DayTrippers – Paixão em Viajar

Caracaranã, lago paradisíaco na controversa Terra Indígena Raposa Serra do Sol

Roraima é apaixonante, distante das nossas terras natais, pura novidade pra nós! É também palco de intermináveis disputas por terras entre índios e não-índios há muito tempo, tendo sido notícia em rede nacional nos últimos anos. O subsolo rico em minérios faz a região internacionalmente interessante e o fato de ser fronteira a torna uma área estratégica. Para se ter uma ideia, o trabalho de demarcação da Terra Indígena Raposa Serra do Sol concluído em 1993 e homologado em 2005 iniciou-se em 1919! Entre outros, criadores de gado, garimpeiros e por último os rizicultores ocuparam a área até 2009, quando por determinação do STF, a área de 1,7 milhão de hectares habitada por 5 etnias foi desocupada em favor de 20 mil índios. Tempo suficiente para levar brasileiros a se digladiarem, ofenderem, matarem, morrerem, odiarem. Brasileiros brancos, negros, amarelos, índios que, cada um a sua maneira, tiveram parte no processo histórico de formação de um pais belo por sua diversidade.

A paz no lago Caracaranã

E foi aí nesse caldeirão chamado Raposa Serra do Sol que fomos a convite do cacique Felipe com a Ana, nossa amiga que trabalha na ONG Expedicionários da Saúde, e o Anselmo, líder indígena Yanomami e hoje também nosso amigo. Mais de 200 quilômetros a norte de Boa Vista chegamos a aldeia Terzo Vermelho onde o Felipe nos convidou para bater um papo à sombra da sua casa simples de barro e sapé. Ali nos contou um pouco da realidade da causa indígena, as inúmeras reuniões que costumam fazer para definir o futuro da comunidade e com muita simpatia nos levou para conhecer a escola e as crianças que estudam em uma casinha simples que favorece o vento nesse lugar de sol escaldante.

Com o curumim na casa do Seu Felipe


Andando pelo Terzo Vermelho


A escolinha

De lá partimos agradecidos pela hospitalidade rumo ao lago Caracaranã, mas nao antes de… um belo atolamento. Pura barbeiragem minha, na empolgação e na ausência de trânsito me descuidei por 1 segundo e foi o suficiente para as duas rodas da direita afundarem na lama. O Curumim deitou os eixos e o diferencial na terra e dali decidiu que não sairia facilmente. E na hora de colocar o guincho em ação pela primeira vez em nosso favor (as outras 2 vezes foram para ajudar carros atolados de terceiros), nada! Juntaram ao menos 10 índios para cavar e empurrar, além de uma camionete da Funai que passava por ali e foram 2 horas de perrengue até desatolar. Quase perdemos o por do sol!

Atolados!

Chegando no Caracaranã fomos logo preparando acampamento para ficarmos livres e seguirmos para um banho no lago, enquanto a lua nascia refletindo dourada na água. Como chegamos no escuro mal sabíamos o que esperar para o dia seguinte. Relaxados pela água preparamos uma moqueca enquanto o Anselmo contava causos que escutou dos índios mais antigos alternando entre histórias engraçadas e de sabedoria. No dia seguinte a surpresa foi grande, um nascer do sol espetacular refletiu no lago aumentando ainda mais a magia do lugar. A medida que o dia esquentou, foi ficando claro que precisávamos entrar mais uma vez naquelas águas para nos despedirmos daquele lugar especial. Na época o Caracaranã estava fechado para turismo, mas pelo que disseram, as vezes abre, as vezes fecha, vale a pena checar!

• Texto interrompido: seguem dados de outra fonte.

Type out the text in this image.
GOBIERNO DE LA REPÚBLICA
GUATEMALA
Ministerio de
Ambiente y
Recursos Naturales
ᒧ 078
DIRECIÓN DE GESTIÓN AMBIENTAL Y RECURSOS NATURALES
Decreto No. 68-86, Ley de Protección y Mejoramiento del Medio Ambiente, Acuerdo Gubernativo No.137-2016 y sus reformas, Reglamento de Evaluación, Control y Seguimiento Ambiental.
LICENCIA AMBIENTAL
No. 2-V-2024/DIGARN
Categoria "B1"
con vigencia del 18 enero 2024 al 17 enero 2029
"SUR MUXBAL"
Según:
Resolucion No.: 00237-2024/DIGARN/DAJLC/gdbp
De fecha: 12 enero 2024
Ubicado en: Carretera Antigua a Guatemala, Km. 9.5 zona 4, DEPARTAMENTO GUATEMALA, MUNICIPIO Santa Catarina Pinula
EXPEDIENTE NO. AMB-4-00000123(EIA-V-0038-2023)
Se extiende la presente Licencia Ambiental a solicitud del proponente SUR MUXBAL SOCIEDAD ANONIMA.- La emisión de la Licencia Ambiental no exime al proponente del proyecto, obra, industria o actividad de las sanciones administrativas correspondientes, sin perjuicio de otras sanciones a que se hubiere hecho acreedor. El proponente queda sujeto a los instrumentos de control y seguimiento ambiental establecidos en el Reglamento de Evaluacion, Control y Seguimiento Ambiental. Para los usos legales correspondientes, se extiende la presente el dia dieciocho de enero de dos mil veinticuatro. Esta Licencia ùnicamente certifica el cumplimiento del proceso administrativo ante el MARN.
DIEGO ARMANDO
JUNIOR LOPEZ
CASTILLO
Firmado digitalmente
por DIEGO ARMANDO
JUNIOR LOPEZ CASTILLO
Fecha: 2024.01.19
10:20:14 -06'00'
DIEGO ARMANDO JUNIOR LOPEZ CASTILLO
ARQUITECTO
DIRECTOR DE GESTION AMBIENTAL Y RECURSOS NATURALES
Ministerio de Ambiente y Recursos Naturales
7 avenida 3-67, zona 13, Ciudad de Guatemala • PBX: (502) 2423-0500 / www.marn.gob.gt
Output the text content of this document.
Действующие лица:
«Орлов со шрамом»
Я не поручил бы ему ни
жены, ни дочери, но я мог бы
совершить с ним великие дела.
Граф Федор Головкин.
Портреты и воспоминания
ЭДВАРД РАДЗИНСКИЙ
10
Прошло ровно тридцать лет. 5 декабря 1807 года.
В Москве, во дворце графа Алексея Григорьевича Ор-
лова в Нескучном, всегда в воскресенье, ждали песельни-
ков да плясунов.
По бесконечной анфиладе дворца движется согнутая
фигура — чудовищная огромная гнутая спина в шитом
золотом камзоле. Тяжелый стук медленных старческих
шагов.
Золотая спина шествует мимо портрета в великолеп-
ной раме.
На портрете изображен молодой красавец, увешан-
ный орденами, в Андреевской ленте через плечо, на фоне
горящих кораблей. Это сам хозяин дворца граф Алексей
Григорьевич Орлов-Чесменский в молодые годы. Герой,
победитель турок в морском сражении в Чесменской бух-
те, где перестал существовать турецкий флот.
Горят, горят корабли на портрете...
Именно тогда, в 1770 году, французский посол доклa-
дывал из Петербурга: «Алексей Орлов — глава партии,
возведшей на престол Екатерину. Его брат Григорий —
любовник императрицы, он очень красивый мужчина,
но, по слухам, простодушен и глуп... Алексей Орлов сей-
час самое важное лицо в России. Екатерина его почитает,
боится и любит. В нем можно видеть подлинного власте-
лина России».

Nascer do sol no lago Caracaranã


Refrescando no lago


Pra completar ainda conhecemos o CASAI, Casa de Apoio à Saúde do Índio, um centro onde várias etnias convivem enquanto esperam uma consulta ou tratamento no hospital da cidade. Nos divertimos ao ver a enfermaria vazia e escutar da enfermeira que é impossível mantê-los entre quatro paredes, estavam mesmo em redes, embaixo das árvores, mantendo o costume da floresta. Conversamos aqui e ali quando possível, pois poucos falam português e o Anselmo aproveitava para ajudar como intérprete quando precisavam. Experiência única para nós, conhecer o índio na sua essência, sem muito contato com o nosso mundo, incomodados por estarem ali.Inclusive, depois de um longo papo com a assistente social do CASAI, ficamos sabendo que ainda há etnias sem nenhum contato com não índios. Ficamos impressionados e felizes em saber que pequena parte da nossa cultura ainda está intacta.

No CASAI

Voltando para Boa Vista nos deixou triste lembrar que a classe política roraimense, assim como os não índios em geral, não simpatizam muito com os índios. Nacionalmente também há uma clara distinção entre deputados indigenistas e deputados ruralistas que não podem ver uns aos outros nem pintados de ouro, nas rodas de bate papo o tema é polêmico e a questão indígena é uma questão e não apenas um fato. Brasileiros contra brasileiros.

Garota Macuxi!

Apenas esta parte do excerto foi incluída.